Os filhos – um e outro – não conhecem o Pai. O mais novo vê-o como entrave à sua autonomia, pede-lhe a herança, como se já estivesse morto. Foge para longe da casa do Pai. E, quando decide regressar – abençoadas bolotas – quer apenas ser tratado como um trabalhador, a quem o patrão paga o salário devido; não espera receber de graça o amor do Pai. O mais velho perde-se na própria casa, vendo o Pai como o patrão de quem espera a recompensa pelo serviço, desempenho e obediência. Custa aos dois aceitar a condição de filhos e deixar-se converter pelo amor do Pai. Por sua vez, o pai sofre com a decisão do filho mais novo de se afastar, mas não o impede; espera, com paciência, que ele volte de livre vontade; tudo perdoa e alegra-se no quando o filho vem ao reencontro. Este pai é imagem do Pai que temos nos céus.
Todos nós desempenhámos já o papel do filho mais novo que – ressentido, por a ‘sua’ virtude não ser devidamente apreciada – toma a decisão de se afastar do pai e viver uma falsa e aparente liberdade – liberdade falsa que traz, mais tarde ou mais cedo, a desilusão, que o filho pródigo sentiu e, depois, teve a coragem de reconhecer o erro e, acreditando na benevolência do pai, regressou a casa com a esperança de ser acolhido. A parábola repete-se com cada um de nós no lugar deste filho. Pecamos, quando rejeitamos a vontade de Deus e nos afastamos d’Ele. O pecado é sempre um corte de relação – da relação com Deus, fonte de vida. Ora, para tal afastamento há o remédio da reconciliação. Procurá-la é ato de liberdade, que postula o reconhecimento do pecado e a vontade de reencontrar a corrente de amor que nos une ao Pai.

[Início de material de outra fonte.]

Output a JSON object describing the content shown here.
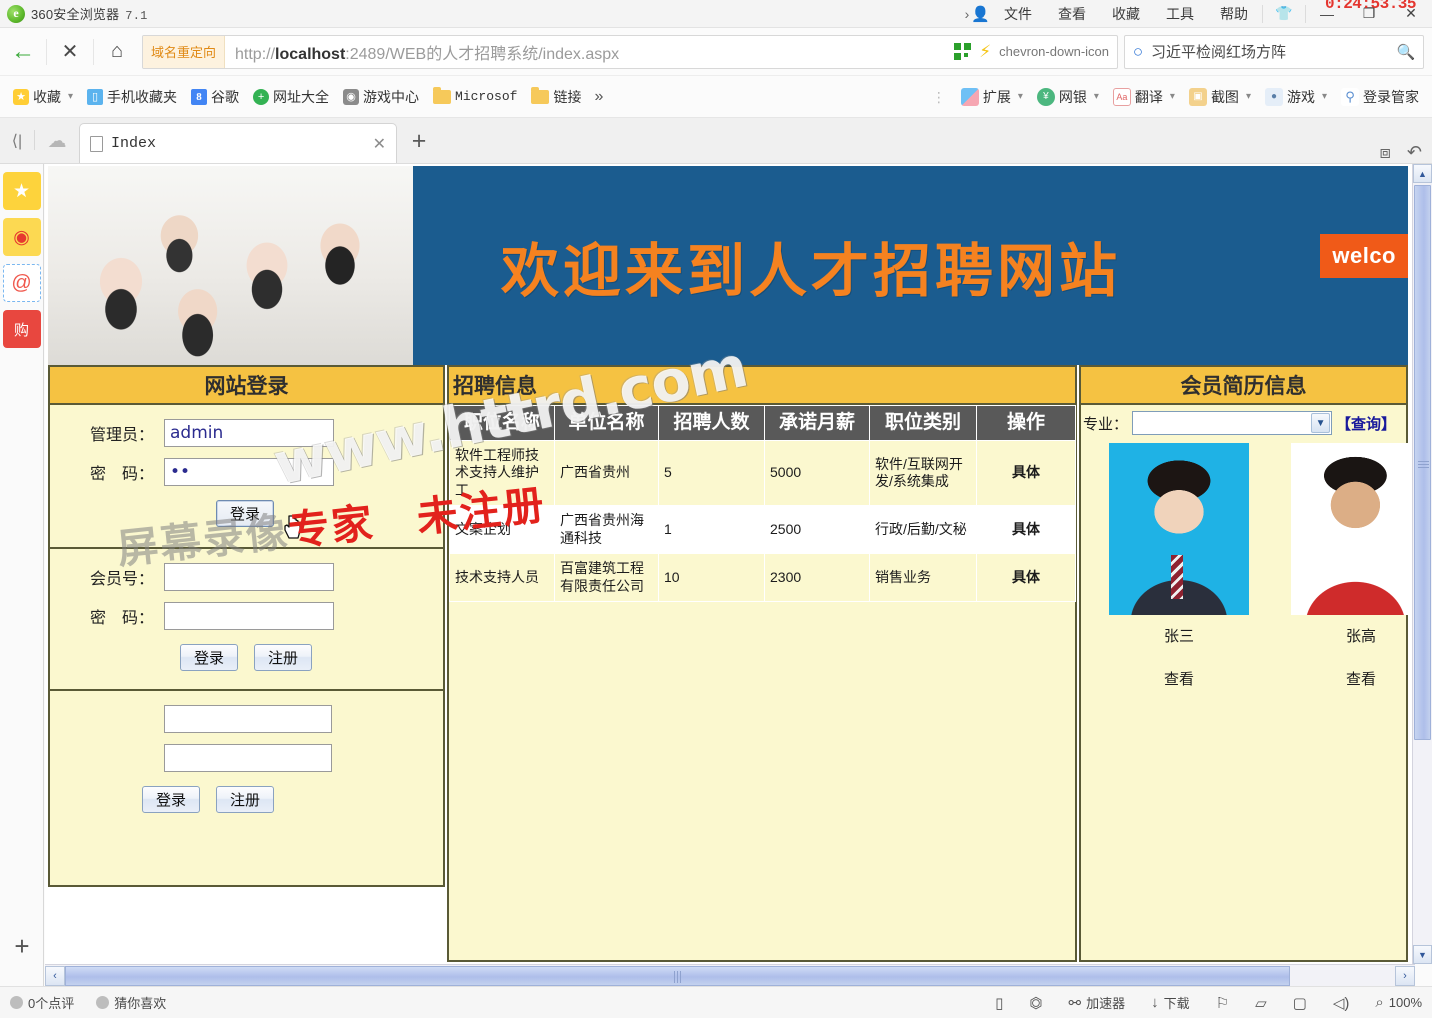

Se nos custa perdoar, é porque são sabemos amar. E então será fácil identificarmo-nos com o filho mais velho da parábola, que não tinha aprendido a amar. Cumpria por obrigação, servia o pai por dever, mas não comungava com ele na vida. Não partilhou da sua angústia, quando o irmão mais novo se afastou, como não partilhava a alegria do pai, quando o irmão regressou a casa. Antes, acusava o irmão (que não reconhecia como tal) de coisas que nem terá feito e acusava mentirosamente o pai de forreta. Tudo por inveja! Ora, o amor verdadeiro revela-se na comunhão de vida. Deus ama-nos assim: chamando-nos a partilhar da Sua vida, a vida da graça, e partilhando a nossa, ao assumir, em Jesus, a nossa humanidade.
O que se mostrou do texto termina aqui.